Stolen Laptop and Lack of Understanding of HIPAA Leads to $2.5 Million Settlement
Thursday, April 27, 2017

This week the U.S. Department for Health and Human Services Office for Civil Rights (OCR) announced a settlement for an impermissible disclosure of unsecured electronic protected health information (ePHI) and the covered entity’s lack of understanding of HIPAA requirements. The covered entity, the first wireless health services provider to face such a settlement, must pay $2.5 million and begin implementation of a corrective action plan that involves OCR scrutiny of its HIPAA Security Rule compliance.

Impermissible Disclosures

In January of 2012, the covered entity filed a breach report indicating a workforce member’s laptop containing the ePHI of 1,391 individuals was stolen from a vehicle outside of the person’s home. Another incident in February of 2012 led to covered entity filing an additional report regarding the unsecured breach of the ePHI of 2,219 individuals. In May of 2012, OCR notified the covered entity that OCR was investigating the covered entity’s compliance with HIPAA’s Privacy, Security, and Breach Notification Rules.

Lack of Understanding of HIPAA Requirements

OCR’s announcement also highlights that not understanding HIPAA’s requirements creates risk for entities subject to HIPAA. OCR found that the covered entity had insufficient risk analysis and risk management processes in place at the time of the laptop theft.
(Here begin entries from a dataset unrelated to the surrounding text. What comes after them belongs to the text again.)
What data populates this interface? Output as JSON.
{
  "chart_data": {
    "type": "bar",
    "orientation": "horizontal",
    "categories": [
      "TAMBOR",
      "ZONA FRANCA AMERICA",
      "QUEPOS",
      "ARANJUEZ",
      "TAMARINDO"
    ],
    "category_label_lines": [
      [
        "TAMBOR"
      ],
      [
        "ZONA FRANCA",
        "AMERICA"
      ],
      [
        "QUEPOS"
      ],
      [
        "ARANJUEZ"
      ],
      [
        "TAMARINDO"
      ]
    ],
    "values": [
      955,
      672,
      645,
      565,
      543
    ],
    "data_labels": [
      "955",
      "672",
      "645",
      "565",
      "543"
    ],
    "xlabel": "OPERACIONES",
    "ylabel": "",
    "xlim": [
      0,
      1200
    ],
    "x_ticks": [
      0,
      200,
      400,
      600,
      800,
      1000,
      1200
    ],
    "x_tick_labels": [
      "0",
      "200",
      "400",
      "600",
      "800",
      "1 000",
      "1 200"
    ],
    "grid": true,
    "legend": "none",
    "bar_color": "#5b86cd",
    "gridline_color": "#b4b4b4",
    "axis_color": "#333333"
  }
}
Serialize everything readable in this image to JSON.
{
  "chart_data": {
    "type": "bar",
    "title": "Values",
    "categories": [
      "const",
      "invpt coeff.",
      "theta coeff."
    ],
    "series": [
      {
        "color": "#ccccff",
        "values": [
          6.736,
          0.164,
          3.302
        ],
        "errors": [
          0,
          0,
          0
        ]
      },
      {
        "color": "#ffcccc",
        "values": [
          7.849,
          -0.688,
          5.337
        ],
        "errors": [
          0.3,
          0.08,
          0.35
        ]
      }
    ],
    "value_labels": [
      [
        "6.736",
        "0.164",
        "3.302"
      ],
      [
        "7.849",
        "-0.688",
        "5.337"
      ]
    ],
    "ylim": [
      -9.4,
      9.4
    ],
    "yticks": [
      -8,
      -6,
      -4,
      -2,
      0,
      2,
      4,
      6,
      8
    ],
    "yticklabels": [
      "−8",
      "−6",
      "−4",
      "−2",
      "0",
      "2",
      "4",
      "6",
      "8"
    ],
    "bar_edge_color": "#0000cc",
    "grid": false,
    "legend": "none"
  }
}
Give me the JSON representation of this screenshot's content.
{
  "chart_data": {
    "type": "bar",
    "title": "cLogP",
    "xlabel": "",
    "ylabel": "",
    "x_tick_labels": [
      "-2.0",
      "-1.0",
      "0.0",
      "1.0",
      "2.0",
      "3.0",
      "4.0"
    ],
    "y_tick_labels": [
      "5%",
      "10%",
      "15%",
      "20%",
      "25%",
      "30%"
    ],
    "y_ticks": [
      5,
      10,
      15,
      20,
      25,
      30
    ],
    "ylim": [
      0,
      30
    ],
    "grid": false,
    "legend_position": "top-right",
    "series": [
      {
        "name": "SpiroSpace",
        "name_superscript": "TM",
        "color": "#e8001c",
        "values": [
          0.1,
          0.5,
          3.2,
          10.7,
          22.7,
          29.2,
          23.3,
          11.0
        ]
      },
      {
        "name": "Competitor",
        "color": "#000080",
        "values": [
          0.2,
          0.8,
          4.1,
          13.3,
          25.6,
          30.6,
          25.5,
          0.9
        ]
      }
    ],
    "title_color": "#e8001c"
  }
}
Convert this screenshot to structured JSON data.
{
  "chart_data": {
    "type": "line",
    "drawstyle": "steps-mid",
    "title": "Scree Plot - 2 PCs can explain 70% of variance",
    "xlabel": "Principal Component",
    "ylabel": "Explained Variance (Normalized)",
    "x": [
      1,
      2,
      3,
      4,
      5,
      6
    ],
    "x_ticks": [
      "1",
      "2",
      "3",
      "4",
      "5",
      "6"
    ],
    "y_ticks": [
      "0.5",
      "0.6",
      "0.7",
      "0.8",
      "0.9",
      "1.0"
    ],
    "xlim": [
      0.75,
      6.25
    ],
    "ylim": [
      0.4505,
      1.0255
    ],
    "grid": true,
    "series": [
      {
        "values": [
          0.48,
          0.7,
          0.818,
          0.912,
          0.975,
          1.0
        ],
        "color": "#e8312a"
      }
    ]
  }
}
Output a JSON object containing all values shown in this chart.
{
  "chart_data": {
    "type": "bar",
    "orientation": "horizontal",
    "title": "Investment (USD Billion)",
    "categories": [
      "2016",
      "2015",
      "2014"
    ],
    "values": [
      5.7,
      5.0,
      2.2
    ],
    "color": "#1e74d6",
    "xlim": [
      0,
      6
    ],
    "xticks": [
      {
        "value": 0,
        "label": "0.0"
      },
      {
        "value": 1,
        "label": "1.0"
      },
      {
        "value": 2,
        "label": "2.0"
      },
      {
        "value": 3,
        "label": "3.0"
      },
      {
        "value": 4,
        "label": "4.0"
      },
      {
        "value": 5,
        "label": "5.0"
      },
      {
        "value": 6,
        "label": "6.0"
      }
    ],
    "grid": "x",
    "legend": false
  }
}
OCR’s investigation also revealed that the covered entity’s policies and procedures for implementing HIPAA Security Rule standards were still in draft form and not yet effective. Finally, the covered entity had also failed to produce any policies or procedures regarding safeguards for ePHI, including for mobile devices such as the one stolen.

Settlement

The covered entity and OCR entered into a Resolution Agreement, which includes a two-year corrective action plan requiring the covered entity to:

  1. Conduct a risk analysis of security risks and vulnerabilities, subject to OCR approval;

  2. Develop and implement a risk management plan to address and mitigate the security risks and vulnerabilities identified in the risk analysis, subject to OCR approval;

  3. Revise its policies and procedures, as necessary, based on implementation of the risk management plan and requirements of the Security Rule, and submit such updated policies for OCR approval;

  4. Implement secure device and media controls with proper encryption protocols and provide certification to OCR that all laptops, flash drives, SD cards, and other portable media devices are encrypted (together with a description of the encryption methods used), which shall also be subject to OCR approval;

  5. Review and revise its training program relating to the use, security, encryption, handling of mobile devices, and out-of-office transmissions, which shall also be subject to OCR review and approval;

  6. Notify OCR of any workforce member’s failure to comply with the covered entity’s policies and procedures (not just policies and procedures related to Security Rule compliance); and

  7. Submit annual reports detailing the corrective actions taking during the year. 

This settlement reinforces the importance for covered entities and business associates to not only ensure that policies and procedures are updated, effective, and HIPAA-compliant, but also to properly execute and enforce its policies and procedures (including by educating its workforce to safeguard and prevent the disclosure of unsecured ePHI). It is clear that OCR expects HIPAA policies and procedures to be continuously reviewed, analyzed, and updated/refreshed as an interactive compliance program, rather than untouched binders on a shelf representing a compliance snapshot in time.